Wie sieht ein typisches Projekt von Ihnen aus?
Die Projekte dauern meistens zwischen acht und sechzehn Wochen. Zu Beginn machen wir eine Diagnose: Was sind die Ursachen für Fehlentwicklungen? Wir nehmen die Situation zusammen mit dem Kunden auseinander, um sie zu verstehen. Dann überlegen wir uns die Lösung und den Weg dorthin, das nennen wir die "Design-Phase". Wir begleiten auch die Implementierung, wir möchten die Neuheiten soweit anstoßen, dass alles stabil läuft.
Die Diagnose ist am anstrengendsten, weil es zu Schmerzpunkten kommt, wenn der Kunde realisiert, was die wirklichen Probleme sind. Diese Phase macht aber auch am meisten Spaß. Am kniffligsten ist die Designphase, weil eine Lösung hermuss. Auch die Implementierung macht viel Spaß, weil man Veränderungen sieht und der Kunde erkennt, was das Ganze gebracht hat. Viele wissen nicht, wie tief wir in der Practice "Operations" arbeiten. Wir sind sehr nah dran an "echten" Operations-Themen, die man auch als Einkaufsleiter oder Fertigungsleiter hat. Meine Klienten sind in der Regel in der Fertigungsleitung, Einkaufsleitung - das ist die typische Ebene, mit der wir zusammenarbeiten.

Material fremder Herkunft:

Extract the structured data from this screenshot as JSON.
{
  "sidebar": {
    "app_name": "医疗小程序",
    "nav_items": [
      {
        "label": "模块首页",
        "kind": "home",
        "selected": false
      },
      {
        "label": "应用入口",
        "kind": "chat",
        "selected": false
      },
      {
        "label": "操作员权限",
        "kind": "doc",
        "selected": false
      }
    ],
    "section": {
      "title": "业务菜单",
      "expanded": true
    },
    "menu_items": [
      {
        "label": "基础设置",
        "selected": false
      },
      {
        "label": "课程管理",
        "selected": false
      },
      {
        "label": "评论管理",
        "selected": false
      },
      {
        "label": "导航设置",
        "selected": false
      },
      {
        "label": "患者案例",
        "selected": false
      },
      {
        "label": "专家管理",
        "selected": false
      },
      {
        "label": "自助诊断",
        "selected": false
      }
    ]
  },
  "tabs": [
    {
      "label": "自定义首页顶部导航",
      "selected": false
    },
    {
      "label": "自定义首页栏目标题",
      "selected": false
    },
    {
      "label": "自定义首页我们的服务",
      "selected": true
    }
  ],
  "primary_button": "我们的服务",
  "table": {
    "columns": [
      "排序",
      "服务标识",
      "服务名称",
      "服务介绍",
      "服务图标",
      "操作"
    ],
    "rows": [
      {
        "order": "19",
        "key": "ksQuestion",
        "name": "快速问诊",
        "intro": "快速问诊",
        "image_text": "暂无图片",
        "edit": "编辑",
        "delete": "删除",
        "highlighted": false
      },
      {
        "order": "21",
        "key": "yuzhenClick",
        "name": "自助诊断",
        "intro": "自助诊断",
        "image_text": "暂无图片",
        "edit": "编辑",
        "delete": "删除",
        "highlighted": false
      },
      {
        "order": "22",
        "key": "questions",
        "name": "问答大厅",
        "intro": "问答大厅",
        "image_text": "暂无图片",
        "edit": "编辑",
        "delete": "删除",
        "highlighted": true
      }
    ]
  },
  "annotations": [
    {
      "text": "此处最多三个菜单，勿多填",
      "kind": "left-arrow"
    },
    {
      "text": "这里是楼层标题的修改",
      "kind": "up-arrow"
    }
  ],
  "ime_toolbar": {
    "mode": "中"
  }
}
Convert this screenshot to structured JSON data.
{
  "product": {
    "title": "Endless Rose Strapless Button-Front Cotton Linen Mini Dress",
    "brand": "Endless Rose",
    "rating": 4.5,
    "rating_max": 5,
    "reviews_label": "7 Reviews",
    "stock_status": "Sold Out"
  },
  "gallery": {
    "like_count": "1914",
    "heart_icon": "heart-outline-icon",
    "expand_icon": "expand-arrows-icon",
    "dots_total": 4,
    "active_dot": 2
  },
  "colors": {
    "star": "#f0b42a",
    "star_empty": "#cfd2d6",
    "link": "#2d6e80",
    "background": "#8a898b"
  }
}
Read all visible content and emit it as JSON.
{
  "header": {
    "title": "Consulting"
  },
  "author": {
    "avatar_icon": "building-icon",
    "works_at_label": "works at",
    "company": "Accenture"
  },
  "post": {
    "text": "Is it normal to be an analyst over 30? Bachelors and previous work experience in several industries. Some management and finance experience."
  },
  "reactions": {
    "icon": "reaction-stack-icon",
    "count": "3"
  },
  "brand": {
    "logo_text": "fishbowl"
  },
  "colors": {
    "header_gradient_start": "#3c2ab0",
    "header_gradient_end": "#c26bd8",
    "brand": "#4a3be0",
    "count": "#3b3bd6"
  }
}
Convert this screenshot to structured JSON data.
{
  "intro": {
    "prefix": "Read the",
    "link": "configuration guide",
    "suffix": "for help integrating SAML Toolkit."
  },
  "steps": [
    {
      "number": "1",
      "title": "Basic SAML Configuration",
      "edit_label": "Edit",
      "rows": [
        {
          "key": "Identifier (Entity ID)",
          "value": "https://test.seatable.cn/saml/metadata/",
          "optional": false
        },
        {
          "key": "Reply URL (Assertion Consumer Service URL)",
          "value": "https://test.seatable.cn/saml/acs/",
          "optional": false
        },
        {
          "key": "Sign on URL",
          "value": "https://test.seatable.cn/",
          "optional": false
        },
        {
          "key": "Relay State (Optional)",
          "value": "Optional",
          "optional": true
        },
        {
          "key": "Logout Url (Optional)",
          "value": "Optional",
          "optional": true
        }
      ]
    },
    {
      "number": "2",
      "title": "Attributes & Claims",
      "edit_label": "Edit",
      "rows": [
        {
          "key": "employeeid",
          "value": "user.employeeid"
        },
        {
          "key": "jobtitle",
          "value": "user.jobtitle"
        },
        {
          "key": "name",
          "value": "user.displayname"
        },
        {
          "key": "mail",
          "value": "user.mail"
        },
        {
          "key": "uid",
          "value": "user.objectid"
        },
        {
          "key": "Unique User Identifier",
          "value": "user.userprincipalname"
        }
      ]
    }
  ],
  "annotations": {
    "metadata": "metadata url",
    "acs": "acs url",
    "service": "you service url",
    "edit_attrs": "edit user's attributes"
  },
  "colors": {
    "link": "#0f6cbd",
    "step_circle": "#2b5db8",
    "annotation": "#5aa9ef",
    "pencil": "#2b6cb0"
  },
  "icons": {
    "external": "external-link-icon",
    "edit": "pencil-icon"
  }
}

Wo sehen Sie sich in einigen Jahren?
Ich will mich weiterentwickeln, Spaß bei der Arbeit haben und in einer herausfordernden Position sein. Die ehemaligen Mitarbeiter von McKinsey sind alle in spannenden Positionen. Ich bleibe erstmal bei McKinsey, habe noch keine konkreten Ziele. Eine Partnerschaft wäre sicher auch eine Option.